Beitragvon Frosty » Mo 23. Feb 2004, 13:41

Irrfahrt durch den Berliner Schilderwald

Flut der Verkehrszeichen sorgt für Verwirrung bei Autofahrern

"Darf ich hier parken?" Das müssen sich Autofahrer in Berlin häufig fragen. Die Antwort darauf versteckt sich oft hinter einem Ensemble von Verkehrszeichen am Straßenrand. Zum Beispiel an der Karl-Liebknecht-Straße in Mitte, wo gleich sieben Schilder an einem Pfahl hängen. Wer auf dem Fürstenwalder Damm von Rahnsdorf nach Friedrichshagen fährt, darf 27 Halte- und Parkverbotsschilder bewundern. In der nicht mal einen Kilometer langen Bulgarischen Straße (Treptow) wird man zehnmal auf Halteverbote hingewiesen. Einmal die Puschkinallee am Treptower Park entlang fahren und Halteverbotsschilder zählen: 30 säumen die 1,6 Kilometer lange Einbahnstraße, die keine Nebenstraßen hat. Ein Anschlag auf die Ästhetik ist auch die Kombination von drei Verbotshinweisen an einem Pfeiler in der Siemensstraße. Sie zeigen in verschiedene Richtungen und werden dann noch mit Zusatzschildern zeitlich eingegrenzt. Dort ist nicht nach dem Grundsatz verfahren worden, Schilder nur dort anzuordnen, wo es notwendig ist.

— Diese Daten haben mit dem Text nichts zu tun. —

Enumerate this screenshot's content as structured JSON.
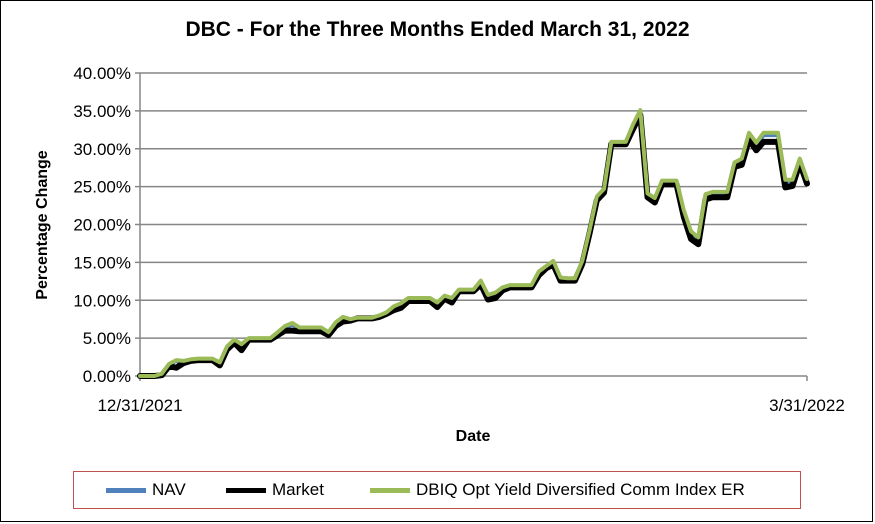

Wie viele Verkehrschilder genau an Berlins Straßen stehen, weiß man weder beim ADAC noch in der Senatsverkehrsverwaltung. Doch dürften es mehr als 250 000 sein. Dabei dürfen gemäß Straßenverkehrsordnung Verkehrszeichen nur dort stehen, "wo dies auf Grund der besonderen Umstände zwingend geboten ist". Und die dazugehörige Verwaltungsvorschrift fordert, "so wenig Verkehrszeichen wie möglich anzuordnen. Die Wahrnehmbarkeit darf nicht durch Häufung von Verkehrszeichen beeinträchtigt werden." Die Praxis sieht anders aus.
...
Wie viele Schilder in Berlin den Verkehr regeln, kann auch Petra Reetz, Sprecherin der Senatsverkehrsverwaltung, nicht sagen. Aber sie sagt mit Bestimmtheit: "Jedes Schild hat einen Grund." Jörg Becker verweist auf erfolgreiche Aktionen des ADAC gegen den Schilderwald in Jüterbog, Guben und Brandenburg. In Absprache mit Polizei und Stadtverwaltung habe man 1999 und 2000 probeweise Schilder verhängt, die als überflüssig eingeschätzt wurden. Es sei dadurch weder zu mehr Unfällen noch zu sonstigen Verstößen gekommen. "Daraufhin wurden zehn bis 15 Prozent der Schilder in den drei Städten abgebaut", sagt Becker. Einsparungen von einer Viertelmillion Euro seien die Folge gewesen. Petra Reetz sieht das anders: "Die Aktion ist zu riskant." Auch Regina Riemschneider ist nicht für das Experiment der Schilder-Verhüllung. "Die Situation in Berlin ist viel schwieriger als in den brandenburgischen Städten."

Im Herbst sei aber mit einer Novelle der Straßenverkehrsordnung zu rechnen, die weniger Verkehrszeichen und bessere Beschilderung mit sich bringen werde.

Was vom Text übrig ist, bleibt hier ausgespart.